Il commento dell'azienda ai pareri del Consiglio di Stato

Arcelor Mittal
Arcelor Mittal

«Il Consiglio di Stato ha infatti chiarito che il Decreto – che rappresenta l’Autorizzazione Inte­grata Ambientale dello stabilimento siderurgico di Taranto – non viola in alcun modo la disciplina nazionale e comunitaria visto che il Piano contie­ne “molteplici e diffusi interventi di tutela ambientale e sanitaria secondo un preciso cronoprogramma” ed è stato adottato all’esito di “un doveroso bilanciamento tra le esigenze di tutela ambientale e di tutela della salute del­la popolazione di Taranto”. In partico­lare, le decisioni del Consiglio di Stato confermano che le scadenze del Piano sono coerenti con i limiti temporali di fattibilità tecnica ed economica per la realizzazione di interventi am­bientali di notevole complessità come quelli necessari per il rilancio dello stabilimento di Taranto». LO affer­ma Arcelor Mittal all’indomani dei pareri con i quali il Consiglio di Stato ha bocciato i ricorsi contro il piano ambientalepresentati rispettivamente da Codacons e Peacelink.

«È, inoltre, rilevante – prosegue il nuo­vo gestore dell’Ilva – che il Consiglio di Stato abbia ritenuto palesemente infondati i dubbi di costituzionalità sollevati in merito alla proroga dei termini per l’adempimento del Piano Ambientale e abbia stabilito che que­sti termini riflettono, invece, “un equo bilanciamento e contemperamento dei plurimi interessi coinvolti”, tenuto an­che conto del fatto che agli interventi deve provvedere un nuovo operatore, certamente non responsabile dei passati ritardi e che il Piano prevede numerosi interventi da completare a breve scadenza, ben prima del 2023».
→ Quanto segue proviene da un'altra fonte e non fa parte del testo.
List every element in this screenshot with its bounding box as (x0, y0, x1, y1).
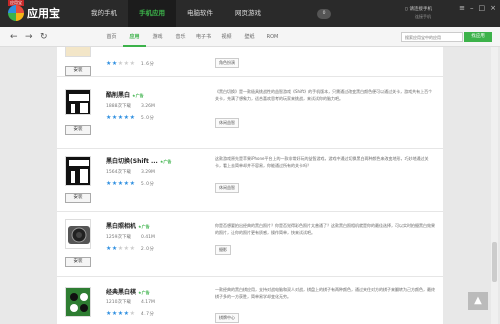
back-icon[interactable]: ← (10, 31, 18, 43)
device-sub-label: 连接手机 (415, 14, 431, 19)
list-item: 安装 黑白切换(Shift ... ★广告 1564次下载 3.29M ★★★★★ … (57, 149, 443, 212)
forward-icon[interactable]: → (25, 31, 33, 43)
tab-apps[interactable]: 应用 (123, 27, 146, 47)
category-tag[interactable]: 摄影 (215, 245, 231, 255)
app-icon[interactable] (65, 47, 91, 57)
list-item: 经典黑白棋 ★广告 1210次下载 4.17M ★★★★★ 4.7分 一款经典的黑白… (57, 277, 443, 324)
app-list: ★★★★★ 1.6分 角色扮演 安装 安装 酷削黑白 ★广告 1888次下载 3.2… (57, 47, 443, 324)
rating: ★★★★★ 1.6分 (106, 60, 155, 67)
title-bar: 应用宝 应用宝 我的手机 手机应用 电脑软件 网页游戏 0 ▯ 请连接手机 连接… (0, 0, 500, 27)
app-name[interactable]: 黑白照相机 ★广告 (106, 221, 150, 230)
install-button[interactable]: 安装 (65, 125, 91, 135)
rating-score: 4.7分 (140, 312, 155, 317)
app-meta: 1564次下载 3.29M (106, 170, 155, 175)
refresh-icon[interactable]: ↻ (40, 31, 48, 43)
app-description: 一款经典的黑白棋应用，支持对战电脑和双人对战，棋盘上的棋子有两种颜色，通过夹住对… (215, 287, 435, 299)
app-icon[interactable] (65, 287, 91, 317)
app-name[interactable]: 经典黑白棋 ★广告 (106, 287, 150, 296)
scroll-to-top-icon[interactable]: ▲ (468, 292, 488, 310)
rating: ★★★★★ 2.0分 (106, 245, 155, 252)
tab-wallpaper[interactable]: 壁纸 (238, 27, 261, 47)
ad-badge: ★广告 (159, 159, 172, 164)
ad-badge: ★广告 (138, 290, 150, 295)
app-description: 你是否想要拍出经典的黑白照片？你是否觉得彩色照片太普通了？这款黑白照相机就是你的… (215, 223, 435, 235)
window-controls: ≡ – □ × (459, 4, 496, 12)
nav-tab-my-phone[interactable]: 我的手机 (80, 0, 128, 27)
ad-badge: ★广告 (132, 93, 144, 98)
ad-badge: ★广告 (138, 224, 150, 229)
list-item: ★★★★★ 1.6分 角色扮演 安装 (57, 47, 443, 77)
app-description: 这款游戏原先是苹果iPhone平台上的一款非常好玩的益智游戏，游戏中通过切换黑白… (215, 156, 429, 168)
app-meta: 1259次下载 0.41M (106, 235, 155, 240)
category-tabs: 首页 应用 游戏 音乐 电子书 视频 壁纸 ROM (100, 27, 284, 47)
app-name[interactable]: 黑白切换(Shift ... ★广告 (106, 156, 171, 165)
search-button[interactable]: 找应用 (464, 32, 492, 42)
category-tag[interactable]: 角色扮演 (215, 58, 239, 68)
rating-score: 5.0分 (140, 182, 155, 187)
category-tag[interactable]: 休闲益智 (215, 183, 239, 193)
rating: ★★★★★ 5.0分 (106, 180, 155, 187)
tab-ebooks[interactable]: 电子书 (192, 27, 215, 47)
camera-icon (68, 226, 90, 244)
list-item: 安装 黑白照相机 ★广告 1259次下载 0.41M ★★★★★ 2.0分 你是否想… (57, 212, 443, 277)
logo-mark-icon (8, 5, 24, 21)
device-connect[interactable]: ▯ 请连接手机 (405, 6, 432, 13)
rating-score: 1.6分 (140, 62, 155, 67)
device-label: 请连接手机 (409, 7, 432, 12)
tab-rom[interactable]: ROM (261, 27, 284, 47)
shift-game-icon (69, 160, 89, 183)
download-badge[interactable]: 0 (317, 9, 331, 19)
app-logo[interactable]: 应用宝 (8, 5, 60, 21)
rating-score: 2.0分 (140, 247, 155, 252)
tab-video[interactable]: 视频 (215, 27, 238, 47)
category-tag[interactable]: 棋牌中心 (215, 313, 239, 323)
scrollbar[interactable] (491, 47, 498, 324)
app-meta: 1210次下载 4.17M (106, 300, 155, 305)
scroll-thumb[interactable] (492, 242, 497, 282)
app-description: 《黑白切换》是一款极具挑战性的益智游戏《Shift》的手机版本，只需通过改变黑白… (215, 89, 433, 101)
toolbar: ← → ↻ 首页 应用 游戏 音乐 电子书 视频 壁纸 ROM 找应用 (0, 27, 500, 47)
menu-icon[interactable]: ≡ (459, 4, 465, 12)
install-button[interactable]: 安装 (65, 257, 91, 267)
category-tag[interactable]: 休闲益智 (215, 118, 239, 128)
tab-music[interactable]: 音乐 (169, 27, 192, 47)
tab-games[interactable]: 游戏 (146, 27, 169, 47)
close-icon[interactable]: × (490, 4, 496, 12)
app-icon[interactable] (65, 89, 91, 115)
install-button[interactable]: 安装 (65, 193, 91, 203)
shift-game-icon (69, 94, 89, 113)
app-name[interactable]: 酷削黑白 ★广告 (106, 90, 144, 99)
list-item: 安装 酷削黑白 ★广告 1888次下载 3.26M ★★★★★ 5.0分 《黑白切换… (57, 78, 443, 149)
rating: ★★★★★ 4.7分 (106, 310, 155, 317)
app-icon[interactable] (65, 219, 91, 249)
rating: ★★★★★ 5.0分 (106, 114, 155, 121)
maximize-icon[interactable]: □ (479, 4, 486, 12)
minimize-icon[interactable]: – (470, 4, 474, 12)
nav-tab-phone-apps[interactable]: 手机应用 (128, 0, 176, 27)
phone-icon: ▯ (405, 6, 408, 12)
tab-home[interactable]: 首页 (100, 27, 123, 47)
app-icon[interactable] (65, 156, 91, 186)
main-nav: 我的手机 手机应用 电脑软件 网页游戏 (80, 0, 272, 27)
install-button[interactable]: 安装 (65, 66, 91, 76)
rating-score: 5.0分 (140, 116, 155, 121)
search-input[interactable] (401, 32, 463, 42)
nav-tab-pc-software[interactable]: 电脑软件 (176, 0, 224, 27)
logo-text: 应用宝 (27, 7, 60, 20)
nav-tab-web-games[interactable]: 网页游戏 (224, 0, 272, 27)
reversi-icon (70, 293, 88, 312)
app-meta: 1888次下载 3.26M (106, 104, 155, 109)
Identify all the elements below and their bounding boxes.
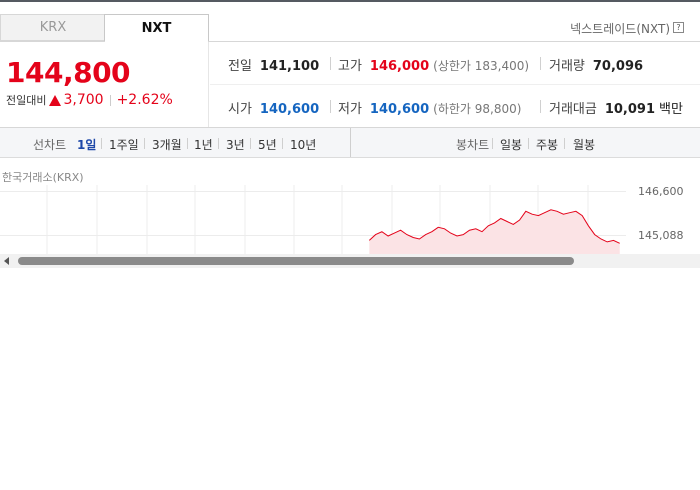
scroll-thumb[interactable] <box>18 257 574 265</box>
chart-series <box>368 209 620 255</box>
stat-separator <box>330 57 331 70</box>
prev-close-value: 141,100 <box>259 59 320 74</box>
period-separator <box>250 138 251 149</box>
period-5y[interactable]: 5년 <box>258 136 277 153</box>
volume-label: 거래량 <box>549 59 585 74</box>
price-area-fill <box>369 209 620 255</box>
open-value: 140,600 <box>259 102 320 117</box>
amount-label: 거래대금 <box>549 102 597 117</box>
period-1y[interactable]: 1년 <box>194 136 213 153</box>
y-tick-label: 146,600 <box>638 185 684 198</box>
period-separator <box>528 138 529 149</box>
price-chart: 146,600 145,088 <box>0 185 684 255</box>
period-separator <box>564 138 565 149</box>
stat-separator <box>540 100 541 113</box>
open-label: 시가 <box>228 102 252 117</box>
stat-low: 저가 140,600 (하한가 98,800) <box>338 98 521 117</box>
up-arrow-icon <box>49 94 62 106</box>
line-chart-label: 선차트 <box>33 138 67 152</box>
change-separator <box>109 94 111 106</box>
venue-label: 넥스트레이드(NXT) <box>570 22 670 36</box>
volume-value: 70,096 <box>592 59 644 74</box>
y-tick-label: 145,088 <box>638 229 684 242</box>
period-separator <box>101 138 102 149</box>
period-3y[interactable]: 3년 <box>226 136 245 153</box>
high-value: 146,000 <box>369 59 430 74</box>
tab-nxt[interactable]: NXT <box>104 14 209 42</box>
low-label: 저가 <box>338 102 362 117</box>
stat-separator <box>330 100 331 113</box>
change-value: 3,700 <box>63 92 104 108</box>
period-1w[interactable]: 1주일 <box>109 136 139 153</box>
period-3m[interactable]: 3개월 <box>152 136 182 153</box>
period-separator <box>144 138 145 149</box>
low-value: 140,600 <box>369 102 430 117</box>
price-change: 전일대비 3,700 +2.62% <box>6 92 173 108</box>
stat-amount: 거래대금 10,091 백만 <box>549 98 683 117</box>
current-price: 144,800 <box>6 56 131 89</box>
high-label: 고가 <box>338 59 362 74</box>
period-separator <box>492 138 493 149</box>
stat-volume: 거래량 70,096 <box>549 55 643 74</box>
candle-chart-label: 봉차트 <box>456 138 490 152</box>
stat-separator <box>540 57 541 70</box>
period-separator <box>187 138 188 149</box>
prev-close-label: 전일 <box>228 59 252 74</box>
change-label: 전일대비 <box>6 94 47 107</box>
upper-limit: (상한가 183,400) <box>433 59 530 73</box>
period-bar: 선차트 1일 1주일 3개월 1년 3년 5년 10년 봉차트 일봉 주봉 월봉 <box>0 128 700 158</box>
period-1d[interactable]: 1일 <box>77 136 96 153</box>
top-border <box>0 0 700 2</box>
lower-limit: (하한가 98,800) <box>433 102 522 116</box>
help-icon[interactable]: ? <box>673 22 684 33</box>
stat-prev-close: 전일 141,100 <box>228 55 319 74</box>
chart-y-ticks: 146,600 145,088 <box>638 185 684 242</box>
stat-open: 시가 140,600 <box>228 98 319 117</box>
period-bar-divider <box>350 128 351 157</box>
chart-title: 한국거래소(KRX) <box>2 171 84 184</box>
change-percent: +2.62% <box>116 92 173 108</box>
candle-daily[interactable]: 일봉 <box>500 136 522 153</box>
stat-high: 고가 146,000 (상한가 183,400) <box>338 55 529 74</box>
period-separator <box>218 138 219 149</box>
period-separator <box>282 138 283 149</box>
amount-value: 10,091 <box>604 102 656 117</box>
period-10y[interactable]: 10년 <box>290 136 316 153</box>
candle-monthly[interactable]: 월봉 <box>573 136 595 153</box>
scroll-left-arrow-icon[interactable] <box>4 257 9 265</box>
candle-weekly[interactable]: 주봉 <box>536 136 558 153</box>
stats-row-divider <box>210 84 700 85</box>
tab-krx[interactable]: KRX <box>0 14 105 41</box>
price-divider <box>208 42 209 127</box>
tab-divider-left <box>0 41 105 42</box>
amount-unit: 백만 <box>659 102 683 117</box>
tab-divider <box>208 41 700 42</box>
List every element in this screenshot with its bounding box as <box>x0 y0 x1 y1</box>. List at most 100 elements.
Arcelor si dice soddosfatta anche per quanto affermato dal Consiglio di Stato rispetto alla sentenza della Corte Europea per i diritti umani invocata dagli ambientalisti. Il Consiglio di Stato, spiega la società,

«ha riconosciuto che quella pronuncia aveva preso a riferimento un periodo temporale assai indietro nel tempo e di sicuro precedente al subentro di ArcelorMittal Italia» e che l’attuale piano ambientale «è volto proprio alla maggior tutela dell’ambiente e della salute dei cittadini di Taranto». «Le decisioni del Consiglio di Stato – conclude la società siderurgica – confermano, ancora una volta, che il progetto di ArcelorMittal Italia per Taranto è la miglior soluzione dal punto di vista della tutela ambientale e della salute».

Intanto Arcelor segnala che è stato appena completato l’intervento di dragaggio del Canale di scarico 2 dello stabilimento. «Obiettivo dell’in­tervento – viene spiegato – è quello di migliorare l’efficienza depurativa dei canali di scarico attualmente in funzione, evitando effetti negativi al corpo idrico ricettore, ovvero il Mar Grande».